The Wages of “Reform”

While the Democratic Party left is agitating to get rid of the unbound “superdelegates” that made it virtually impossible for Bernie Sanders to hope to overtake Hillary Clinton, I expect a move from Republicans to adopt the Democrats’ superdelegate scheme for the next election cycle, especially if Trump loses. But this is only a part of a larger story about our time, which is the dangerous weakness of party establishments.

I know this will run against the grain of a lot of readers, but set aside the well-earned dislike of party establishments for a moment and take in the argument of why the weakening of political parties is the result of 40 years of “reform” that favors the real establishment in the country—the administrative state.

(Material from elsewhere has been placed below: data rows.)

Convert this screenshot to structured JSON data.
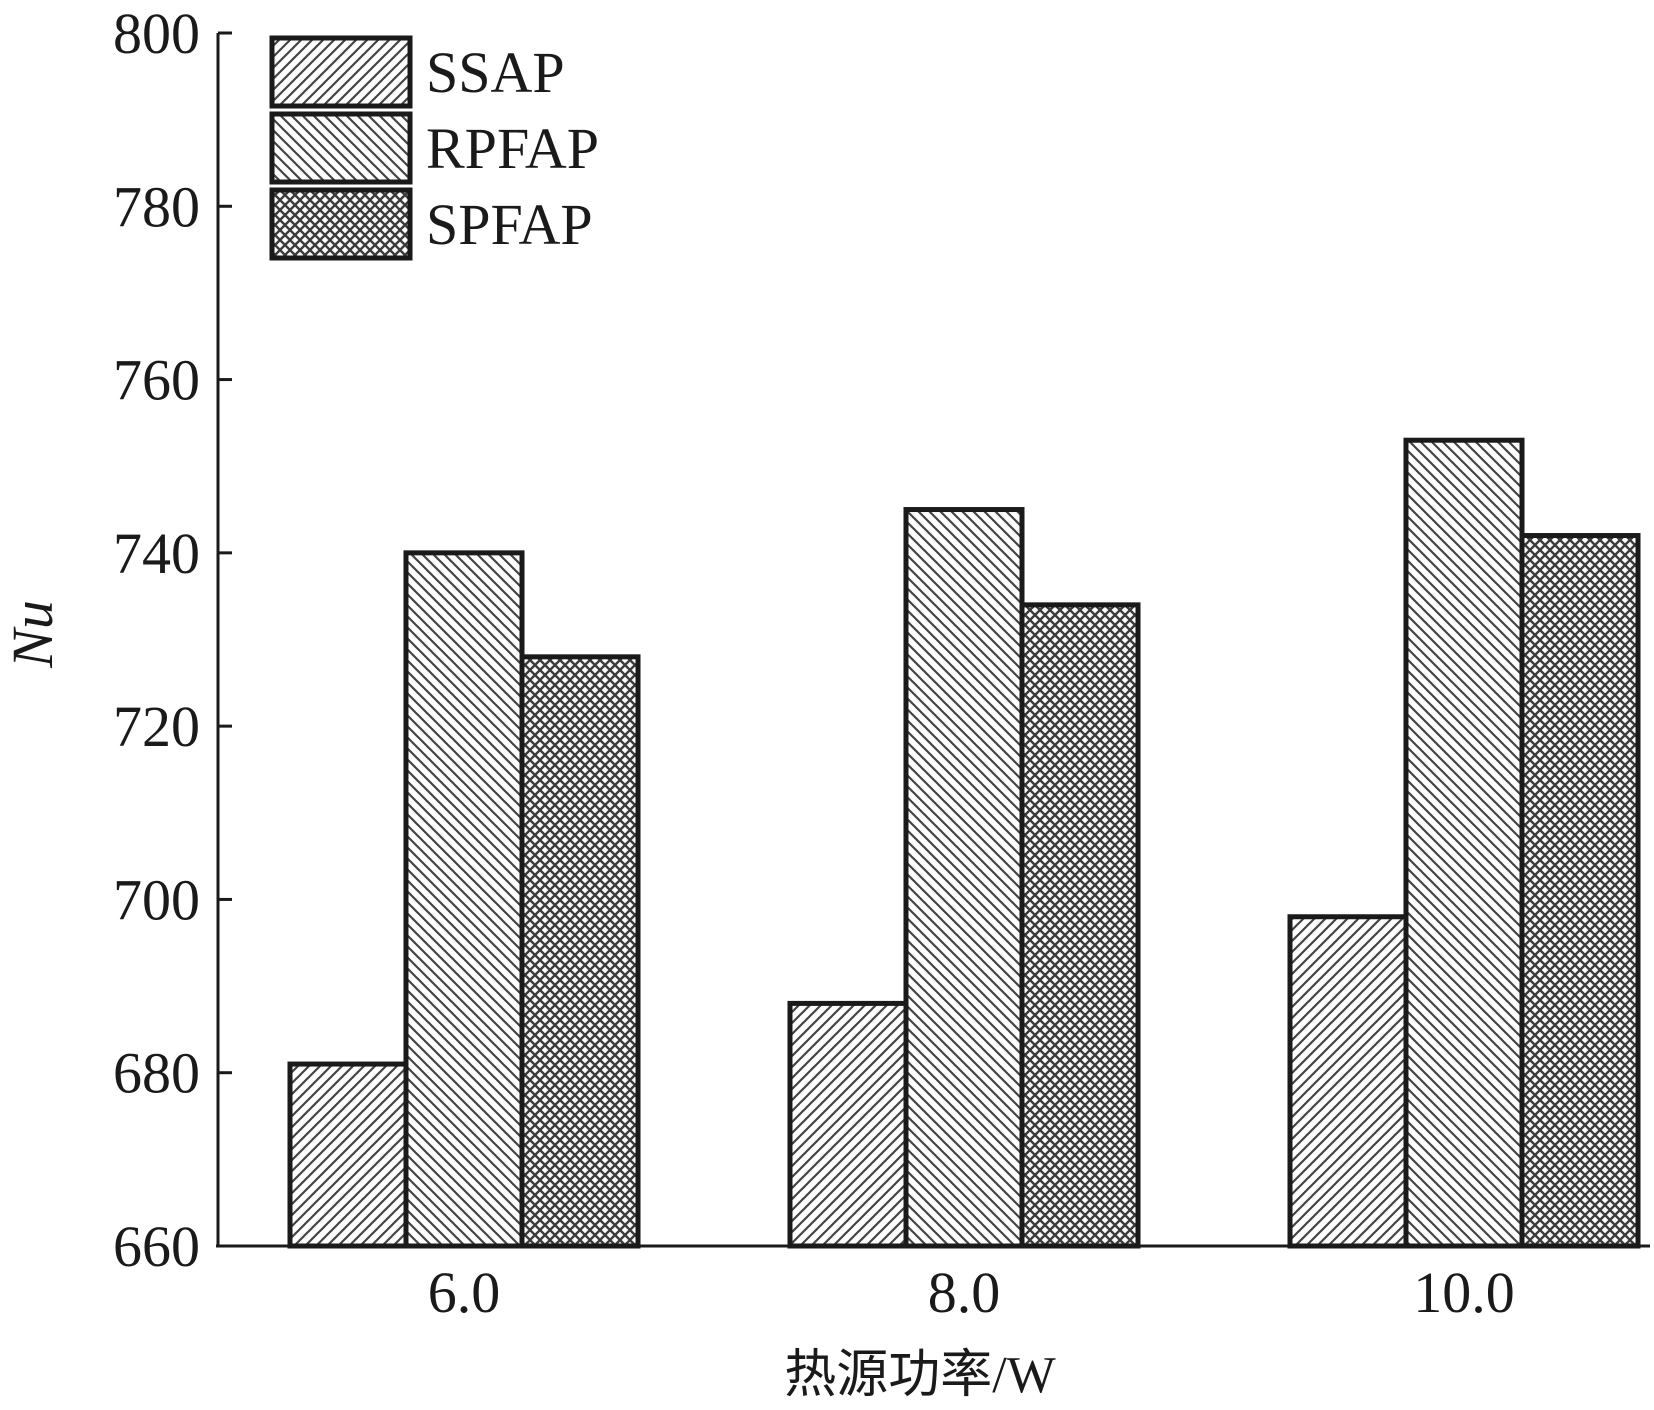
{
  "chart_data": {
    "type": "bar",
    "title": "",
    "xlabel": "热源功率/W",
    "ylabel": "Nu",
    "ylim": [
      660,
      800
    ],
    "yticks": [
      660,
      680,
      700,
      720,
      740,
      760,
      780,
      800
    ],
    "categories": [
      "6.0",
      "8.0",
      "10.0"
    ],
    "series": [
      {
        "name": "SSAP",
        "values": [
          681,
          688,
          698
        ],
        "pattern": "diag-right"
      },
      {
        "name": "RPFAP",
        "values": [
          740,
          745,
          753
        ],
        "pattern": "diag-left"
      },
      {
        "name": "SPFAP",
        "values": [
          728,
          734,
          742
        ],
        "pattern": "crosshatch"
      }
    ],
    "legend": {
      "placement": "top-left"
    },
    "grid": false,
    "colors": {
      "stroke": "#1a1a1a",
      "hatch": "#4a4a4a",
      "background": "#ffffff"
    }
  }
}
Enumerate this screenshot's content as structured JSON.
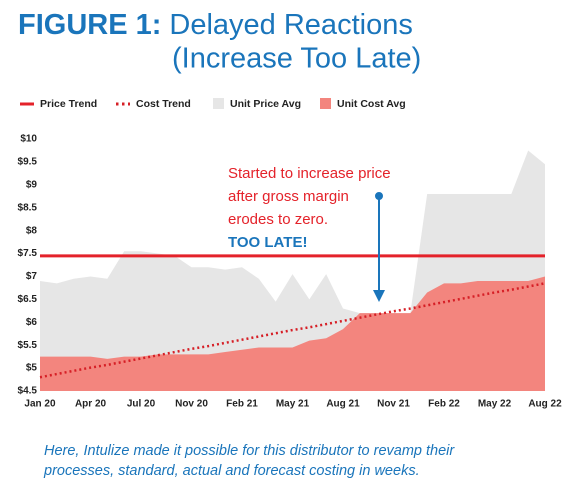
{
  "chart_data": {
    "type": "line-area",
    "figure_label": "FIGURE 1:",
    "title_lines": [
      "Delayed Reactions",
      "(Increase Too Late)"
    ],
    "categories": [
      "Jan 20",
      null,
      null,
      "Apr 20",
      null,
      null,
      "Jul 20",
      null,
      null,
      "Nov 20",
      null,
      null,
      "Feb 21",
      null,
      null,
      "May 21",
      null,
      null,
      "Aug 21",
      null,
      null,
      "Nov 21",
      null,
      null,
      "Feb 22",
      null,
      null,
      "May 22",
      null,
      null,
      "Aug 22"
    ],
    "series": [
      {
        "name": "Price Trend",
        "style": "line",
        "color": "#e4222a",
        "values": [
          7.45,
          7.45,
          7.45,
          7.45,
          7.45,
          7.45,
          7.45,
          7.45,
          7.45,
          7.45,
          7.45,
          7.45,
          7.45,
          7.45,
          7.45,
          7.45,
          7.45,
          7.45,
          7.45,
          7.45,
          7.45,
          7.45,
          7.45,
          7.45,
          7.45,
          7.45,
          7.45,
          7.45,
          7.45,
          7.45,
          7.45
        ]
      },
      {
        "name": "Cost Trend",
        "style": "dotted",
        "color": "#d61f26",
        "values": [
          4.8,
          4.87,
          4.94,
          5.01,
          5.07,
          5.14,
          5.21,
          5.28,
          5.35,
          5.42,
          5.48,
          5.55,
          5.62,
          5.69,
          5.76,
          5.83,
          5.89,
          5.96,
          6.03,
          6.1,
          6.17,
          6.24,
          6.3,
          6.37,
          6.44,
          6.51,
          6.58,
          6.65,
          6.71,
          6.78,
          6.85
        ]
      },
      {
        "name": "Unit Price Avg",
        "style": "area",
        "color": "#e6e6e6",
        "values": [
          6.9,
          6.85,
          6.95,
          7.0,
          6.95,
          7.55,
          7.55,
          7.5,
          7.45,
          7.2,
          7.2,
          7.15,
          7.2,
          6.95,
          6.45,
          7.05,
          6.5,
          7.05,
          6.3,
          6.2,
          6.2,
          6.2,
          6.2,
          8.8,
          8.8,
          8.8,
          8.8,
          8.8,
          8.8,
          9.75,
          9.45
        ]
      },
      {
        "name": "Unit Cost Avg",
        "style": "area",
        "color": "#f3857e",
        "values": [
          5.25,
          5.25,
          5.25,
          5.25,
          5.2,
          5.25,
          5.25,
          5.3,
          5.3,
          5.3,
          5.3,
          5.35,
          5.4,
          5.45,
          5.45,
          5.45,
          5.6,
          5.65,
          5.85,
          6.2,
          6.2,
          6.2,
          6.2,
          6.65,
          6.85,
          6.85,
          6.9,
          6.9,
          6.9,
          6.9,
          7.0
        ]
      }
    ],
    "ylim": [
      4.5,
      10
    ],
    "yticks": [
      {
        "value": 4.5,
        "label": "$4.5"
      },
      {
        "value": 5,
        "label": "$5"
      },
      {
        "value": 5.5,
        "label": "$5.5"
      },
      {
        "value": 6,
        "label": "$6"
      },
      {
        "value": 6.5,
        "label": "$6.5"
      },
      {
        "value": 7,
        "label": "$7"
      },
      {
        "value": 7.5,
        "label": "$7.5"
      },
      {
        "value": 8,
        "label": "$8"
      },
      {
        "value": 8.5,
        "label": "$8.5"
      },
      {
        "value": 9,
        "label": "$9"
      },
      {
        "value": 9.5,
        "label": "$9.5"
      },
      {
        "value": 10,
        "label": "$10"
      }
    ],
    "grid": false,
    "annotation": {
      "lines": [
        "Started to increase price",
        "after gross margin",
        "erodes to zero."
      ],
      "emphasis": "TOO LATE!"
    },
    "caption_lines": [
      "Here, Intulize made it possible for this distributor to revamp their",
      "processes, standard, actual and forecast costing in weeks."
    ]
  }
}
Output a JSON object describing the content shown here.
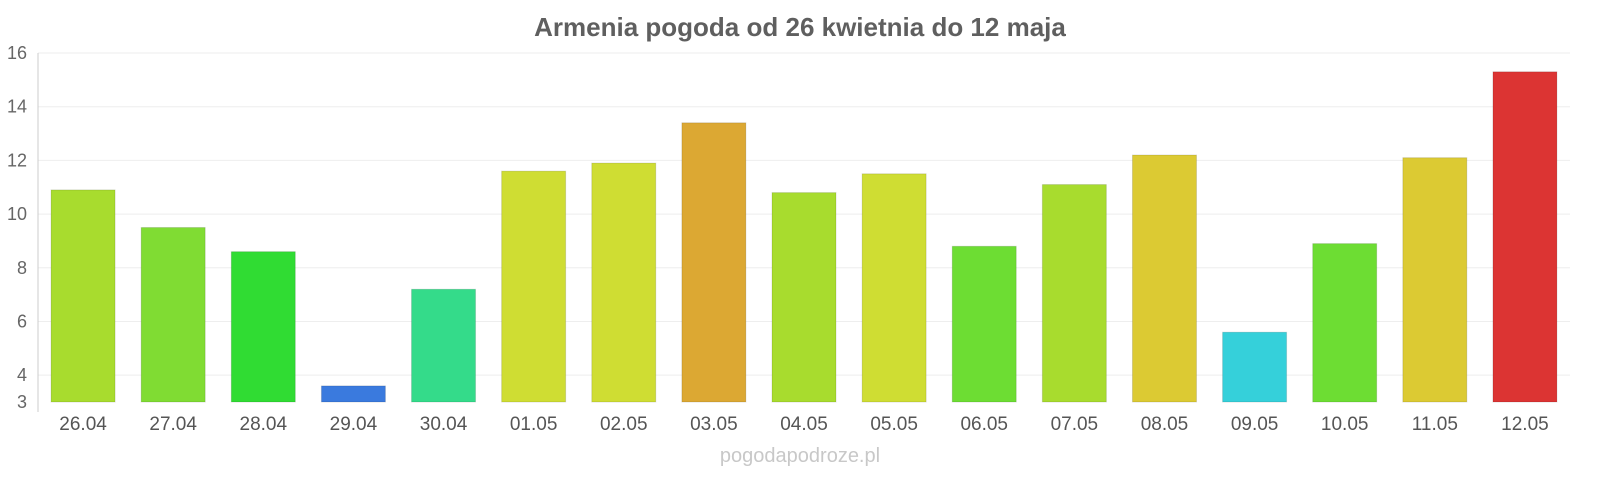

The word of the day comes from Megan McArdle, who offers up a succinct description of the problem in her Bloomberg column today:

I think Clinton’s candidacy — like Trump’s candidacy, in its own, very different way — points to the fatal weakness of the political parties. Decades of “good government” reforms have systematically stripped the power that parties once had: to control money, to control committee assignments, to control how much pork politicians get to brag about to the voters back home. What’s left is a hollow shell that cannot effectively respond to either grassroots insurgencies or to outsize figures who effectively turn the party apparatus to their own ends. If you think, as I do, that parties play a vital role in organizing political action toward coherent goals and long-term accountability, that’s something that should worry you.